New ‘plaque destroying’ light therapy could prevent Alzheimer’s disease by blitzing dangerous proteins

Rogue brain proteins that trigger Alzheimer’s disease could be destroyed using cheap light therapy, according to new research.

An optic probe has been developed by scientists that glows over 100 times more brightly when it identifies the fine fibers, or fibrils, of amyloid beta that kill neurons.

The light then oxidizes the fibers to prevent them from clumping together in patients’ brains, which inhibits memory and makes them confused.

An estimated five-and-a-half million people in the United States suffer from Alzheimer’s, according to the Alzheimer’s Association.

Experts say this technique could be an inexpensive way for doctors to halt the disease before it impacts the brain’s memory and cognitive function.

Professor Angel Marti, an associate professor of chemistry at Rice University in the Houston, Texas, and his team developed the probe because light ‘is a cheap resource.’

He said light activation allows his team to have ‘exquisite control’ of oxidation.

Professor Marti said: ‘We imagine it might be possible someday to prevent symptoms of Alzheimer’s by targeting amyloid beta in the same way we treat cholesterol in people now to prevent cardiovascular disease.’

The clumping together of the amyloid beta is one of the main causes of dementia and Alzheimer’s, but drugs that target it have so far failed.

Build-up of the protein is one of the earliest changes seen in patients’ brains, forming sticky plaques and leading to nerve cell death and memory loss.

The probe pinpoints a specific binding site on the protein that could facilitate better drugs to treat the disease.

The device, described in the journal Chem, targets the fibrils using a rare metal called rhenium – and glows when hit with ultraviolet light.

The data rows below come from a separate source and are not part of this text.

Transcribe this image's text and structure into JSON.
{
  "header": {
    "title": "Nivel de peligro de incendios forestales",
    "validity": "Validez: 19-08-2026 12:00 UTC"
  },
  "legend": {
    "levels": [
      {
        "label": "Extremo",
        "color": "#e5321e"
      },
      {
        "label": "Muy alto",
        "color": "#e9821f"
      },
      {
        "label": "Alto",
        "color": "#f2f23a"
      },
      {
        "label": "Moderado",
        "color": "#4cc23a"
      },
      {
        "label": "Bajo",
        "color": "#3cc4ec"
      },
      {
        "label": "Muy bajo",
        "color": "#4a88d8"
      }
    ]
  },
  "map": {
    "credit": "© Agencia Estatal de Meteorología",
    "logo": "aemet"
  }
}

But when it binds to the toxic protein it becomes more than 100 times brighter – causing it to oxidize.

‘While we cannot see the rhenium complex we can find the oxidation, or footprint, it produces on the amyloid peptide,’ Professor Marti said.

‘That oxidation only happens right next to the place where it binds. The real importance of this research is that it allows us to see with a high degree of certainty where molecules can interact with amyloid beta fibrils.’

Alzheimer’s is a degenerative brain disease that affects more than five million people living in the United States.

The symptoms can progress slow or gradual depending on the type of disease.

As the brain cells die in the brain, it causes memory loss and disorientation.

Previous research has studied the use of medication to target the fibrils in the brain that clump because of the disease.

But these medications have had difficulty targeting areas where the clumps occur.

Professor Marti said this device could help solve that problem.

‘There’s an interest in finding medications that will quench the deleterious effects of amyloid beta aggregates,’ Professor Marti said.

‘But to create drugs for these, we first need to know how drugs or molecules in general can bind and interact with these fibrils, and this was not well known.

‘Now we have a better idea of what the molecule needs to interact with these fibrils.’

He said the findings are important for the design of new drugs targeting amyloid beta.

If the resulting oxidation keeps the fibrils from aggregating further into the sticky substance found in the brains of Alzheimer’s patients, it offers hope of an effective treatment.

‘If we can modify complexes so they absorb red light, which is transparent to tissue, we might be able to perform these photochemical modifications in living animals, and maybe someday in humans,’ Professor Marti said.